Un demi arbre impossible à sortir !

Déposer tous les écrous de fixation du nez de pont "en étoile". Douille de 9/16". Préférer une douille 6 pans, car leur acier n'est pas très résistant. Les douilles de 14 mm 12 pans sont à proscrire.

Dégager la plaque de fixation de la durit de frein située en haut, .

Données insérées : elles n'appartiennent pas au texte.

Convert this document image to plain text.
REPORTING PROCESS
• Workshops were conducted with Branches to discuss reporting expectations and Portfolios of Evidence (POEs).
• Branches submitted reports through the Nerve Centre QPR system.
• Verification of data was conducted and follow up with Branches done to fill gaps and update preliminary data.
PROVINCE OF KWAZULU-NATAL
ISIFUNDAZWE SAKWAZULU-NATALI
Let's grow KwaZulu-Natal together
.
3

Sortir le nez de pont. Il peut être nécessaire de taper un peu les bords (massette ou marteau + cale en bois) pour décoller le joint. Attention, c'est lourd, et le Boge est vraiment casse bonbons. Un peu d'huile va couler, penser à placer un récipient.


Nez de pont AR

PHOTO NEZ DE PONT EN PLACE AVEC CARDAN

Dépose du différentiel avant

La dépose du différentiel avant est largement plus pénible. En effet, les demi arbres ne sont pas accessibles directement à cause des joints homocinétiques (ou des Tracta) contenus dans les sphères de direction.

Deux possibilités :

Ici, on ne s'intéressera qu'aux demi trains complets.


Dépose d'un demi train complet

Dans tous les cas, déconnecter la barre d'accouplement (au moins d'un côté) ainsi que la barre de direction pour le demi train droit (conduite à gauche). Cric passé sous la partie filetée de la rotule, ou arrache rotule.
On peut s'aider de quelques coups de masse, à condition d'avoir placé un écrou en protection ! Démonter l'amortisseur de transmission, et son système de fixation sur le nez de pont, ce qui facilite les choses (on ne risque plus de se blesser avec).

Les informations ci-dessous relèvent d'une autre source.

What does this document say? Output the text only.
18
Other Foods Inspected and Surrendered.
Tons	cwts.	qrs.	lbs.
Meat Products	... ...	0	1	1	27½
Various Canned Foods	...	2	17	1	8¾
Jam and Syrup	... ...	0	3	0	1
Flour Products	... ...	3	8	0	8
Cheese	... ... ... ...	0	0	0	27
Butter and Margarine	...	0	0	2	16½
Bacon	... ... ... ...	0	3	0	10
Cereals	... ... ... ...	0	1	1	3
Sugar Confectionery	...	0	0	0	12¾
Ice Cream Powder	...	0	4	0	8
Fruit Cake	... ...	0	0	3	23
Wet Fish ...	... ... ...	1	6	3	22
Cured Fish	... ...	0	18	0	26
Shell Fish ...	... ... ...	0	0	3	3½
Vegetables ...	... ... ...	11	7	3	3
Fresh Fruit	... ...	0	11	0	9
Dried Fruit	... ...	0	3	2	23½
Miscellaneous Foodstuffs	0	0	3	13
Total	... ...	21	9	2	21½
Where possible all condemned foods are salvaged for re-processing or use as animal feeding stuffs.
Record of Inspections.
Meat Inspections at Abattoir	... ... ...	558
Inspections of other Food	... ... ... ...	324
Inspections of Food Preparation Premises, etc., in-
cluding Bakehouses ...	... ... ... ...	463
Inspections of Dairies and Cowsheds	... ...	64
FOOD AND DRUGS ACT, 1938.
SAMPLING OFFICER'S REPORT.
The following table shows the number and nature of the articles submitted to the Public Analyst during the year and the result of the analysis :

Après avoir débloqué tous les boulons (mains meneuses, roues) si l'on ne dispose pas d'une clé à chocs, placer le véhicule sur chandelles, et déposer les roues (pour alléger). Éventuellement, déposer aussi les étriers de frein en raison de leur poids. Soutenir les moyeux, puis déposer les 7 boulons "étoiles" à l'aide d'une clé à oeil de 9/16" ou 14 mm à 12 pans. Comme c'est monté au frein filet, on peut, si l'on n'a pas la poigne nécessaire, se constituer un outil spécial en faisant sauter à la disqueuse la partie inutile de la clé à oeil (la fourche s'il s'agit d'une clé mixte). Voir Clé pour bols de direction.

Attention, c'est très, mais alors très très très lourd !

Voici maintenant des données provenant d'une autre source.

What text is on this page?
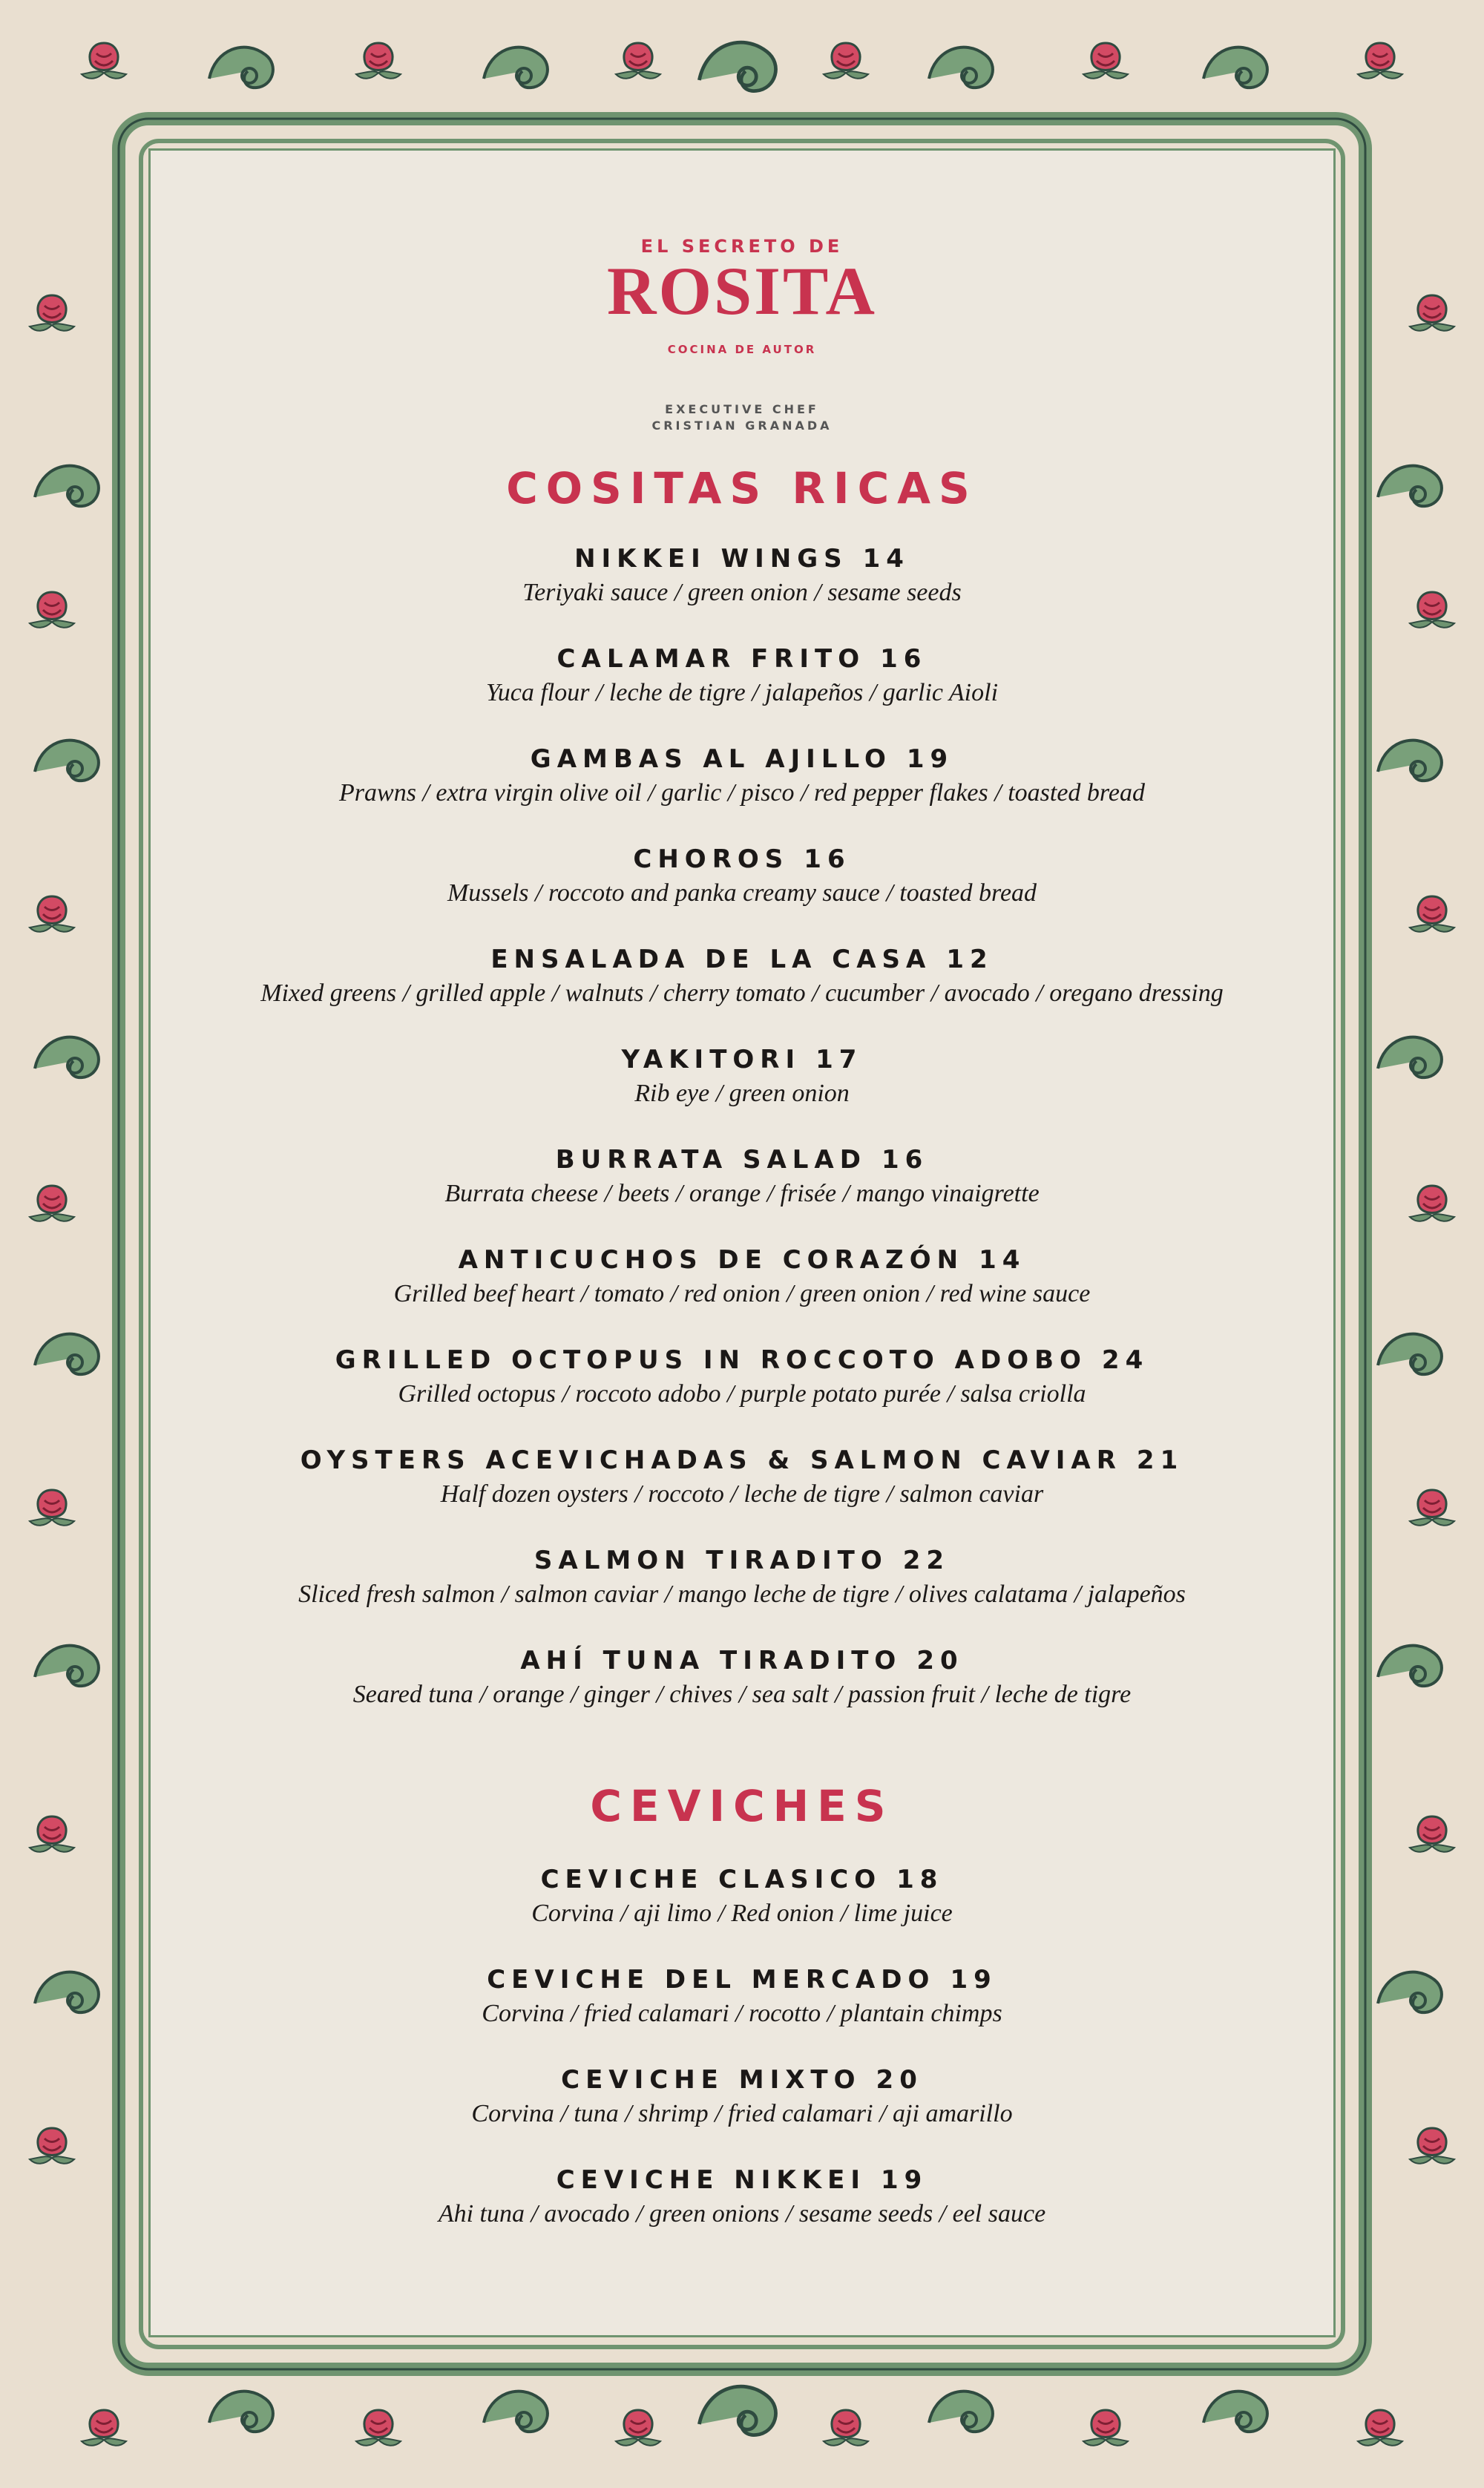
EL SECRETO DE
ROSITA
COCINA DE AUTOR
EXECUTIVE CHEF
CRISTIAN GRANADA
COSITAS RICAS
NIKKEI WINGS 14
Teriyaki sauce / green onion / sesame seeds
CALAMAR FRITO 16
Yuca flour / leche de tigre / jalapeños / garlic Aioli
GAMBAS AL AJILLO 19
Prawns / extra virgin olive oil / garlic / pisco / red pepper flakes / toasted bread
CHOROS 16
Mussels / roccoto and panka creamy sauce / toasted bread
ENSALADA DE LA CASA 12
Mixed greens / grilled apple / walnuts / cherry tomato / cucumber / avocado / oregano dressing
YAKITORI 17
Rib eye / green onion
BURRATA SALAD 16
Burrata cheese / beets / orange / frisée / mango vinaigrette
ANTICUCHOS DE CORAZÓN 14
Grilled beef heart / tomato / red onion / green onion / red wine sauce
GRILLED OCTOPUS IN ROCCOTO ADOBO 24
Grilled octopus / roccoto adobo / purple potato purée / salsa criolla
OYSTERS ACEVICHADAS & SALMON CAVIAR 21
Half dozen oysters / roccoto / leche de tigre / salmon caviar
SALMON TIRADITO 22
Sliced fresh salmon / salmon caviar / mango leche de tigre / olives calatama / jalapeños
AHÍ TUNA TIRADITO 20
Seared tuna / orange / ginger / chives / sea salt / passion fruit / leche de tigre
CEVICHES
CEVICHE CLASICO 18
Corvina / aji limo / Red onion / lime juice
CEVICHE DEL MERCADO 19
Corvina / fried calamari / rocotto / plantain chimps
CEVICHE MIXTO 20
Corvina / tuna / shrimp / fried calamari / aji amarillo
CEVICHE NIKKEI 19
Ahi tuna / avocado / green onions / sesame seeds / eel sauce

Dégager les demi trains de façon à désengager les demi arbres des planétaires. Faire attention de ne pas abîmer les joints des trompettes, sinon il faudra complètement sortir les demi trains pour les remplacer, ce qui impose de déposer les étriers de freins. En effet, ces joints ont une certaine épaisseur, et ne doivent pas, a priori, être remplacés par de la pâte à joints (mais chacun fait ce qu'il veut).

Sortir le nez de pont.

Premiers contrôles visuels

Inspecter les cannelures des demi arbres.

Examiner avec attention ce qu'il reste d'huile au fond du banjo : rechercher eau, limaille, restes de Tampax ou de coton, sciure de bois, etc. (arnaques classiques destinées à masquer les claquements d'une transmission finale défaillante...)

Soigneusement nettoyer le fond du banjo après avoir aspiré l'huile à l'aide d'une seringue de 50 ml, de papier journal, ou de papier absorbant.


Le banjo arrière après dépose du nez de pont.

Apporter le nez de pont dans l'atelier et le bloquer dans l'étau.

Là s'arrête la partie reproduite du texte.